Let me attempt a rough projection on your retirement numbers:
Currently you have combined net worth of $1.32m = $800k + $100k + $420k.
I don't see any other investment other than your home which does not generate passive income.
Assuming your savings can grow at a rate of 5% per year and you work till 60, average of 15 years to go. That would give you another $1.1m. Assuming your home appreciate 2% per year (if the cooling measures are not removed) it's value grow to $1.6m. Total net worth at 60 = $2.9m (= $1.1m + $100k + $420k + $1.6m -$300k)
Out of the $2.9m, I think by then (in 15 years time) the minimum sum the
CPF requires will $300k each, or $600k to be set aside for both of you. Combined medisave to be set aside will also probably grow to $300k. The situation could like that in 15 years time:
Combined minimum sum in
CPF = $600k
Combined medisave in
CPF = $300k
Property value = $1.6m
Cash &
CPF available = $400k.
As you can see, your available cash/
CPF money that you can use is $400k at 60 years old. Although in another 5 years (when you reach 65), the annuity life will kick in paying you and spouse a monthly payout of $2.0k pm each or $48k pa combined.
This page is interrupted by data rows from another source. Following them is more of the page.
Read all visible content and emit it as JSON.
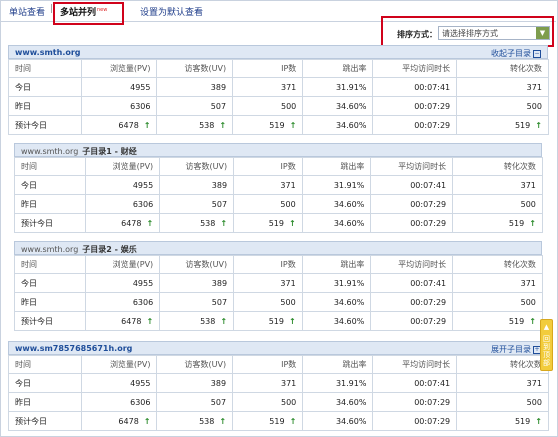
{
  "tabs": {
    "single": "单站查看",
    "separator": "|",
    "multi": "多站并列",
    "multi_badge": "new",
    "default": "设置为默认查看"
  },
  "sort": {
    "label": "排序方式：",
    "value": "请选择排序方式"
  },
  "columns": [
    "时间",
    "浏览量(PV)",
    "访客数(UV)",
    "IP数",
    "跳出率",
    "平均访问时长",
    "转化次数"
  ],
  "sections": [
    {
      "site": "www.smth.org",
      "sub": "",
      "toggle": "收起子目录",
      "rows": [
        {
          "label": "今日",
          "pv": "4955",
          "uv": "389",
          "ip": "371",
          "bounce": "31.91%",
          "avg": "00:07:41",
          "conv": "371"
        },
        {
          "label": "昨日",
          "pv": "6306",
          "uv": "507",
          "ip": "500",
          "bounce": "34.60%",
          "avg": "00:07:29",
          "conv": "500"
        },
        {
          "label": "预计今日",
          "pv": "6478",
          "uv": "538",
          "ip": "519",
          "bounce": "34.60%",
          "avg": "00:07:29",
          "conv": "519"
        }
      ]
    },
    {
      "site": "www.smth.org",
      "sub": "子目录1 - 财经",
      "toggle": "",
      "rows": [
        {
          "label": "今日",
          "pv": "4955",
          "uv": "389",
          "ip": "371",
          "bounce": "31.91%",
          "avg": "00:07:41",
          "conv": "371"
        },
        {
          "label": "昨日",
          "pv": "6306",
          "uv": "507",
          "ip": "500",
          "bounce": "34.60%",
          "avg": "00:07:29",
          "conv": "500"
        },
        {
          "label": "预计今日",
          "pv": "6478",
          "uv": "538",
          "ip": "519",
          "bounce": "34.60%",
          "avg": "00:07:29",
          "conv": "519"
        }
      ]
    },
    {
      "site": "www.smth.org",
      "sub": "子目录2 - 娱乐",
      "toggle": "",
      "rows": [
        {
          "label": "今日",
          "pv": "4955",
          "uv": "389",
          "ip": "371",
          "bounce": "31.91%",
          "avg": "00:07:41",
          "conv": "371"
        },
        {
          "label": "昨日",
          "pv": "6306",
          "uv": "507",
          "ip": "500",
          "bounce": "34.60%",
          "avg": "00:07:29",
          "conv": "500"
        },
        {
          "label": "预计今日",
          "pv": "6478",
          "uv": "538",
          "ip": "519",
          "bounce": "34.60%",
          "avg": "00:07:29",
          "conv": "519"
        }
      ]
    },
    {
      "site": "www.sm7857685671h.org",
      "sub": "",
      "toggle": "展开子目录",
      "rows": [
        {
          "label": "今日",
          "pv": "4955",
          "uv": "389",
          "ip": "371",
          "bounce": "31.91%",
          "avg": "00:07:41",
          "conv": "371"
        },
        {
          "label": "昨日",
          "pv": "6306",
          "uv": "507",
          "ip": "500",
          "bounce": "34.60%",
          "avg": "00:07:29",
          "conv": "500"
        },
        {
          "label": "预计今日",
          "pv": "6478",
          "uv": "538",
          "ip": "519",
          "bounce": "34.60%",
          "avg": "00:07:29",
          "conv": "519"
        }
      ]
    }
  ],
  "side_tab": "回到顶部",
  "colors": {
    "accent": "#1f4e9a",
    "header_bg": "#dfe8f4",
    "up_arrow": "#2a8a2a",
    "highlight": "#d0021b",
    "float_tab": "#f2cc3c"
  }
}
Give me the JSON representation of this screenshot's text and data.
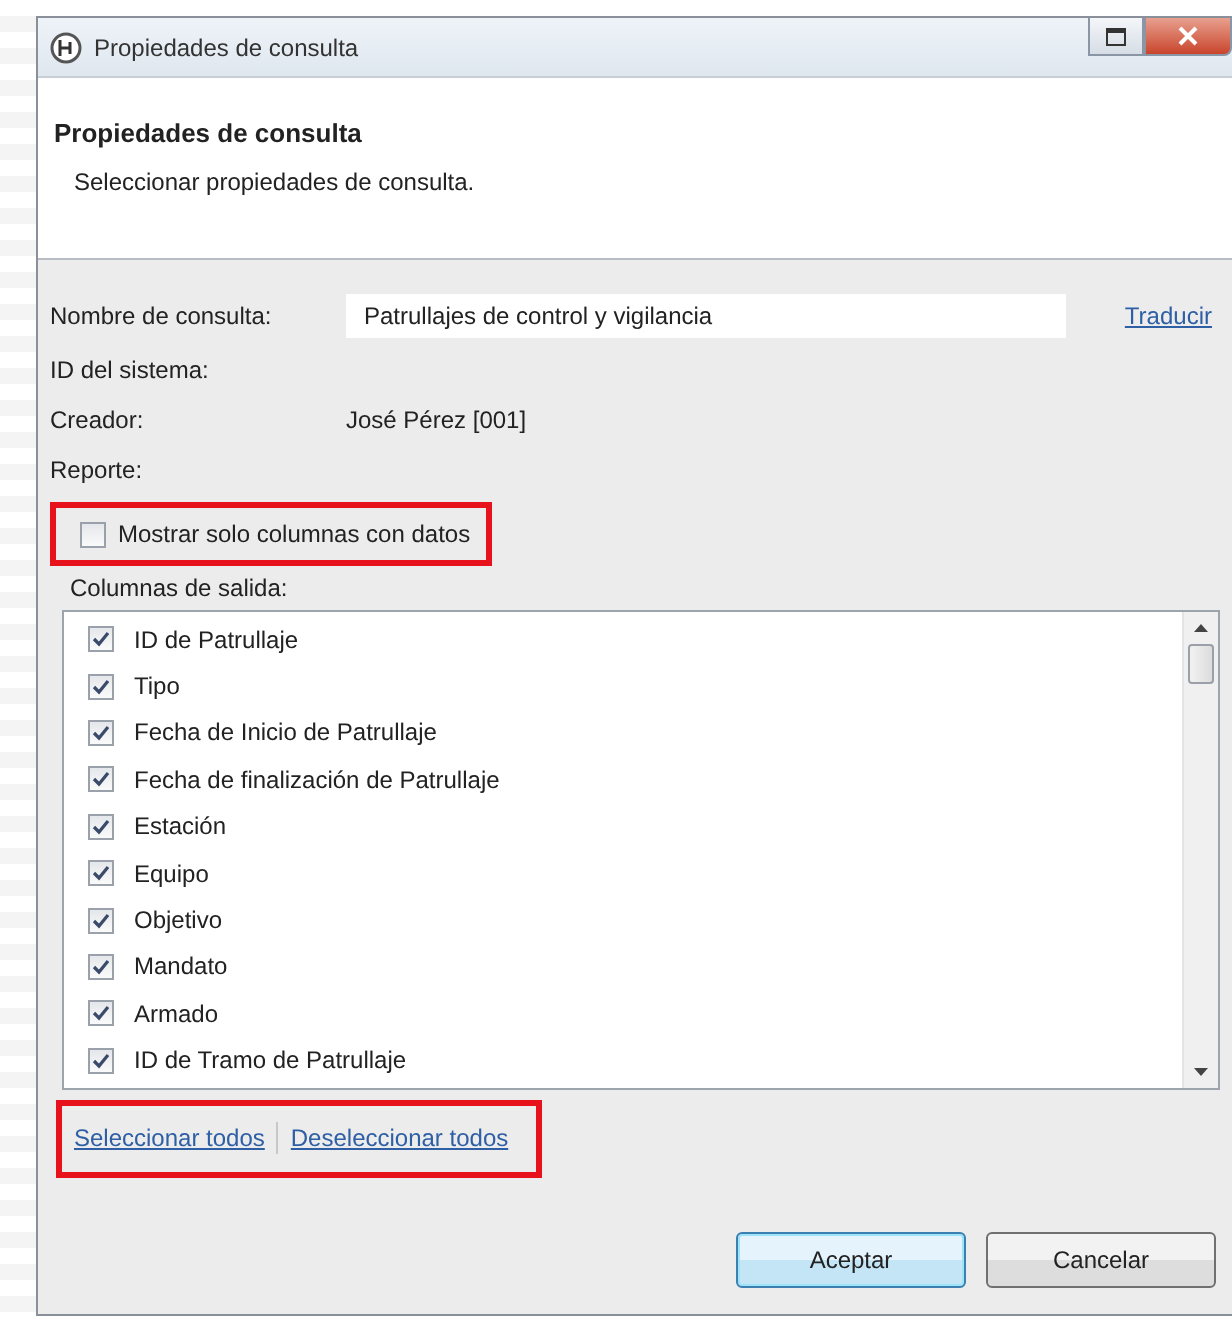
{
  "window": {
    "title": "Propiedades de consulta"
  },
  "header": {
    "title": "Propiedades de consulta",
    "subtitle": "Seleccionar propiedades de consulta."
  },
  "query_name": {
    "label": "Nombre de consulta:",
    "value": "Patrullajes de control y vigilancia",
    "translate_link": "Traducir"
  },
  "system_id": {
    "label": "ID del sistema:"
  },
  "creator": {
    "label": "Creador:",
    "value": "José Pérez [001]"
  },
  "report": {
    "label": "Reporte:"
  },
  "show_only_with_data": {
    "label": "Mostrar solo columnas con datos",
    "checked": false,
    "highlighted": true
  },
  "output_columns": {
    "label": "Columnas de salida:",
    "items": [
      {
        "label": "ID de Patrullaje",
        "checked": true
      },
      {
        "label": "Tipo",
        "checked": true
      },
      {
        "label": "Fecha de Inicio de Patrullaje",
        "checked": true
      },
      {
        "label": "Fecha de finalización de Patrullaje",
        "checked": true
      },
      {
        "label": "Estación",
        "checked": true
      },
      {
        "label": "Equipo",
        "checked": true
      },
      {
        "label": "Objetivo",
        "checked": true
      },
      {
        "label": "Mandato",
        "checked": true
      },
      {
        "label": "Armado",
        "checked": true
      },
      {
        "label": "ID de Tramo de Patrullaje",
        "checked": true
      }
    ]
  },
  "selection_links": {
    "highlighted": true,
    "links": [
      "Seleccionar todos",
      "Deseleccionar todos"
    ]
  },
  "buttons": [
    {
      "label": "Aceptar",
      "default": true
    },
    {
      "label": "Cancelar",
      "default": false
    }
  ]
}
Although the numbers may look good, they are not in today's dollars. In 15 years time, the $48k is probably equivalent to $30k today's value because of inflation.
I know it's convoluted, but it's all in the math.
Quote:
Originally Posted by Unregistered
47, $110k pa.
Wife, 42, $80k pa.
Savings, 40k pa.
Condo, $1.1m, loan left $300k.
Car, paid up.
Cash, $100k.
CPF, $420k.
Are we doing ok financially?
What is the best retirement plan for us?